We spend a lot of time ensuring our plants grow well in our gardens. Many hours are spent finding the right plant for our garden schemes. Our reward is the bloom of flowers. We get to enjoy the beauty of their shape, the brilliance of their colors and the sweetness of their fragrance. Deadheading will allow you to enjoy the flowering stage of your plants for an extended period of time. I think that is worth the extra time it takes to deadhead a flowering plant.

It is important to know what type of flowering plants you have in your garden. Do you have annuals, perennials or did you plant bulbs? The type of flower your planted or inherited will give you some idea about how effective deadheading will be for that plant.

Annuals: Most annuals will greatly benefit from deadheading
Perennials: Many perennials will benefit from deadheading but some won't
Bulbs: They will not benefit

What is the benefit? Well it is really our benefit. They will continue to flower for a longer period of time. You won't harm a plant by deadheading it. If in doubt, deadhead and see how the experiment goes. Sometimes we inherit flowers that were planted by the previous owners of our homes. See what happens if you deadhead them.

Strictly speaking, you deadhead by removing the spent flower. If you leave the head, the plant begins to produce seeds. If the plant believes it has enough seed heads it will slow or stop flower production. Deadheading interrupts this process. If you remove the spent flower heads the plant will respond by producing more flowers. Many flowering plants 'panic' when deadheaded and produce even more flowers. The goal of the plant is to reproduce. The goal of the gardener is to enjoy the flowers.
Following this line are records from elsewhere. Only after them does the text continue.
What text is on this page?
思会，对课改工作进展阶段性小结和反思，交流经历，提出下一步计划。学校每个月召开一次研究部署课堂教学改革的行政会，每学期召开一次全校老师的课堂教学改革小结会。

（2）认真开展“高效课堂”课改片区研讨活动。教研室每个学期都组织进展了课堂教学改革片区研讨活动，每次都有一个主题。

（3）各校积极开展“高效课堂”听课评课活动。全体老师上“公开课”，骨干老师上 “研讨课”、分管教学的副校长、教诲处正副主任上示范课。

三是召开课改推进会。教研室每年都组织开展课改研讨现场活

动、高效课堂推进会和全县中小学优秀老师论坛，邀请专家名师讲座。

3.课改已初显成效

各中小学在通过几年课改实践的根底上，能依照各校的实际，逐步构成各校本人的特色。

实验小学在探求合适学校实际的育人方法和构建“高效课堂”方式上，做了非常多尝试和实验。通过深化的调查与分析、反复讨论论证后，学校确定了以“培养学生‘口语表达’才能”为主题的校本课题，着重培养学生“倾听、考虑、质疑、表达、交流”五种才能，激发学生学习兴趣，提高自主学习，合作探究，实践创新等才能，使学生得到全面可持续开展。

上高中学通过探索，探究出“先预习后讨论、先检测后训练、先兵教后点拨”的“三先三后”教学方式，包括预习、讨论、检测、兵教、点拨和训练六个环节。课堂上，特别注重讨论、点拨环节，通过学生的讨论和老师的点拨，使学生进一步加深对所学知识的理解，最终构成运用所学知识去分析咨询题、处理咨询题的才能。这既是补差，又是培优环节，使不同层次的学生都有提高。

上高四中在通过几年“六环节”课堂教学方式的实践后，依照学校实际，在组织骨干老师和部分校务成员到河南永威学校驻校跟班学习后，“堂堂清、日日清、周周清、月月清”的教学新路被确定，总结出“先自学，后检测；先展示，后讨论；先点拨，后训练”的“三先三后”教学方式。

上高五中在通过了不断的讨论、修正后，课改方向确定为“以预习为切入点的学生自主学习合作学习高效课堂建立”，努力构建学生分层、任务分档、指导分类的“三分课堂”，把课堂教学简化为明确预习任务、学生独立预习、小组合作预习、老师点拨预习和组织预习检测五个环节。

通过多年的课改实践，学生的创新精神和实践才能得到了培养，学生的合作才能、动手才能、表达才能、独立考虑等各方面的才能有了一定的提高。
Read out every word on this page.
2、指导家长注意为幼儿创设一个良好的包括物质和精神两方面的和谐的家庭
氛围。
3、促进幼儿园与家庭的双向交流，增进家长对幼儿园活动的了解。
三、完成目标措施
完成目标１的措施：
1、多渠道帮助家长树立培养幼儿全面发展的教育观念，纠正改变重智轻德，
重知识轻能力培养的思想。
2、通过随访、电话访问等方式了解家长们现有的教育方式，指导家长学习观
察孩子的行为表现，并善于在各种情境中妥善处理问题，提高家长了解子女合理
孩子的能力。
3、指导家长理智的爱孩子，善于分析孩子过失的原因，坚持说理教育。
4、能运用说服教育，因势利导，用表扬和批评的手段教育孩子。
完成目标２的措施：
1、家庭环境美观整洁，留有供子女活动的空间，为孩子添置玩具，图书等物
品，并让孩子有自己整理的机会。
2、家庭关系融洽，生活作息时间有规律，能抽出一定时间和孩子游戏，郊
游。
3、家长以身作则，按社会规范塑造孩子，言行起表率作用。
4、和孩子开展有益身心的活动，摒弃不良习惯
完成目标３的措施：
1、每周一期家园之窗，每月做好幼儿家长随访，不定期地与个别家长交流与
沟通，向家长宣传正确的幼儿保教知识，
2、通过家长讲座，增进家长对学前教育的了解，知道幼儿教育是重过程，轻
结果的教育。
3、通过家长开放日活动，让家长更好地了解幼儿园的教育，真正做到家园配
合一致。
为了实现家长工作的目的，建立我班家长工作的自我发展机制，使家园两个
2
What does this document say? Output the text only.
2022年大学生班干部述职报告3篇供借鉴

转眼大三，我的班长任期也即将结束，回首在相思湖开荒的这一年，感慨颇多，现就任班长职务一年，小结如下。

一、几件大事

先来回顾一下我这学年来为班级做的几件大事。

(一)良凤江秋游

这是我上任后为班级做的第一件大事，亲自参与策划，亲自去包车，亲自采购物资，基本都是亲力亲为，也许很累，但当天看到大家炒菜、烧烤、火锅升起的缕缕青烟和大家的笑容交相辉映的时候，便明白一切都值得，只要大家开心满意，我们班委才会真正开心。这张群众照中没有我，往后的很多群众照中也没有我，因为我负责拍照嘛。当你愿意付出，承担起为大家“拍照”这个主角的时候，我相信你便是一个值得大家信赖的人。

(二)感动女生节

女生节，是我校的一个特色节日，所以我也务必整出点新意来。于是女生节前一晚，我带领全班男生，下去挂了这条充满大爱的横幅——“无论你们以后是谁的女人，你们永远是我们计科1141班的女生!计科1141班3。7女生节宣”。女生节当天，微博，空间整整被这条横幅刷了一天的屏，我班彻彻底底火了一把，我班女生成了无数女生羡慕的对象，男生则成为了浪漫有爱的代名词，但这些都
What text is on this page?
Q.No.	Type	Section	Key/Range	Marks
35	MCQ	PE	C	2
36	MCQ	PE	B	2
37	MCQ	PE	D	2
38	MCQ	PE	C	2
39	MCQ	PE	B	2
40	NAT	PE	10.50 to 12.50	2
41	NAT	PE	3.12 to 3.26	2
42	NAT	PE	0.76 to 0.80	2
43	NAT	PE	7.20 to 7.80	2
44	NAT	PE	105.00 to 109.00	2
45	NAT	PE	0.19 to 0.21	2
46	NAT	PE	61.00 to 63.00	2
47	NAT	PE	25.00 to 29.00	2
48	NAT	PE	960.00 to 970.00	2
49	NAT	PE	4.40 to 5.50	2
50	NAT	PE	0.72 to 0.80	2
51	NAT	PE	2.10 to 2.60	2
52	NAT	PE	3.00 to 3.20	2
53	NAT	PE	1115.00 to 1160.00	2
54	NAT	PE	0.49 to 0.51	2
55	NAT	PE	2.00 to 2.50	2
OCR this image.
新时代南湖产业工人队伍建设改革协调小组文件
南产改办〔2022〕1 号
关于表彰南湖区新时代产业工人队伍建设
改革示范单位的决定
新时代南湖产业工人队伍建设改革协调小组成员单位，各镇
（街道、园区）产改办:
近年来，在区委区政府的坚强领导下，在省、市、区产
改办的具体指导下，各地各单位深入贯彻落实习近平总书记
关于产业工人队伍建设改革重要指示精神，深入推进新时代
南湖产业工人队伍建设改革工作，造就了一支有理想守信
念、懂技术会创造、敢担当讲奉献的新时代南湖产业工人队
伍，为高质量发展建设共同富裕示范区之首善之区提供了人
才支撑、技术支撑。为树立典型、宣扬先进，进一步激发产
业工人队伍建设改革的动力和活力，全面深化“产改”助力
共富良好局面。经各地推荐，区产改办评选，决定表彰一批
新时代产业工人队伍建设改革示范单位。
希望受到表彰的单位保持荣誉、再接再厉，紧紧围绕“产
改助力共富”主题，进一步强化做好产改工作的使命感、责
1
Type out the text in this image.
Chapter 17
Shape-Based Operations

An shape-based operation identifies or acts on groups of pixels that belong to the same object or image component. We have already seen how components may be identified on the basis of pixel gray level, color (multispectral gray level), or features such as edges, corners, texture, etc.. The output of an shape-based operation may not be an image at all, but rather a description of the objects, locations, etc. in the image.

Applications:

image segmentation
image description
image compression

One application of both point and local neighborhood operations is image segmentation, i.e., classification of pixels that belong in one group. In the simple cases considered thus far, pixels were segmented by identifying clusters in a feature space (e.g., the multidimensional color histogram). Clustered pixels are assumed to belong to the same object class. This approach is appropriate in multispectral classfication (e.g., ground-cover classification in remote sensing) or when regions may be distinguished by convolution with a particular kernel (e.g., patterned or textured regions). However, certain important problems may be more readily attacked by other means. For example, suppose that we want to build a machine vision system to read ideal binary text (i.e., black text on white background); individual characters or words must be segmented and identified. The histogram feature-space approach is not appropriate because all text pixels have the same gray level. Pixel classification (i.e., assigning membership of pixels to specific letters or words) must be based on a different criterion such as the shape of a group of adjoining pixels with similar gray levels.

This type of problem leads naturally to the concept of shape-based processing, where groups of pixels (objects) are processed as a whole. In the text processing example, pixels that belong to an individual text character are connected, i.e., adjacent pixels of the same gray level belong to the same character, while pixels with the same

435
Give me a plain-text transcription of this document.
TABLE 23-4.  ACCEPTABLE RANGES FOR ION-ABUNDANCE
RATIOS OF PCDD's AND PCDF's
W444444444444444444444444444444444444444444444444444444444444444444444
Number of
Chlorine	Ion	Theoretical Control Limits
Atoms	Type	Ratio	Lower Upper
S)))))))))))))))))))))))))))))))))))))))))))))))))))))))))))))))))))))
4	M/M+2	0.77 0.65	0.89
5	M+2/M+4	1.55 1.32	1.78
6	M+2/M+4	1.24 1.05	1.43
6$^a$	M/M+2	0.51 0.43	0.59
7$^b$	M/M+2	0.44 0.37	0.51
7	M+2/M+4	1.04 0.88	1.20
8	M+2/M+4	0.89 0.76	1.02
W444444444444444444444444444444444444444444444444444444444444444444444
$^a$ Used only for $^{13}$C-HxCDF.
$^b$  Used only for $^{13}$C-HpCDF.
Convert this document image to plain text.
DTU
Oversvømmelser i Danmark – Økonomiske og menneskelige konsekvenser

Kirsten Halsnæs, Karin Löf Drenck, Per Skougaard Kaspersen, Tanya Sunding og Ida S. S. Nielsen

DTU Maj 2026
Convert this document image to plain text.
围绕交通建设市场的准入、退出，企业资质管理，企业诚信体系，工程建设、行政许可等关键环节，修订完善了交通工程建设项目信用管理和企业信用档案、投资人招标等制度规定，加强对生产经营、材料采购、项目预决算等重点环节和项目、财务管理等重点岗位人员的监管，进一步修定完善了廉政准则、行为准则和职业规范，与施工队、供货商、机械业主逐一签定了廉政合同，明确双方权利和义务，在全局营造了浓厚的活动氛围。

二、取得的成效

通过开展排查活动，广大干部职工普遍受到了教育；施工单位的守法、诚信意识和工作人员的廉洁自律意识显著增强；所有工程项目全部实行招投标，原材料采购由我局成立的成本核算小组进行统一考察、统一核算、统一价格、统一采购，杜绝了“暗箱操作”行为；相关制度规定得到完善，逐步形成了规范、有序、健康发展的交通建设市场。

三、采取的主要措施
There are four basic ways to deadhead.

Pinch or cut the flower off the plant right where the flower meets the stem (Petunia)
Pinch or cut the stem of the flower off all the way down to the base of the plant (Daisies)
Shear the plant back when dealing with small flowers (Moonbeam Coreopsis)
Pinch or cut the flower back to the first set of leaves (Marigolds)

They all involve removing the flower. If the plant has a long stem, cut it back to the base of the plant. If it has a short stocky stem cut it back to the first set of leaves. Plants that get hundreds of little flowers like 'Moonbean Coreopsis' are best sheared back an inch or two (like a hair cut). Plants like petunias that are sort of bushy can just have the flower head pinched off. The reason you cut back flowers on stems differntly is so you don't have the eye-sore of the stem with no flower sitting there.

Some plants may not easily fall into one of the above categories. Mums for instance have a ton of flowers and you could snip each flower off if you don't want to cut back foliage. I find this too time consuming and shear the whole plant back just enough to remove all the blooms when most of the flowers are spent.

Deadheading = More Flowers

Also keep in mind deadheading works for garden vegetable plants. Pea and bean plants are good examples of deadheading. Instead of removing the flower, you are removing the seed pod. By harvesting pea pods and beans, you will get more production out of your vegetable plants. If you left the pods on the plants they would mature and brown. The seeds would be set and the plant will stop producing.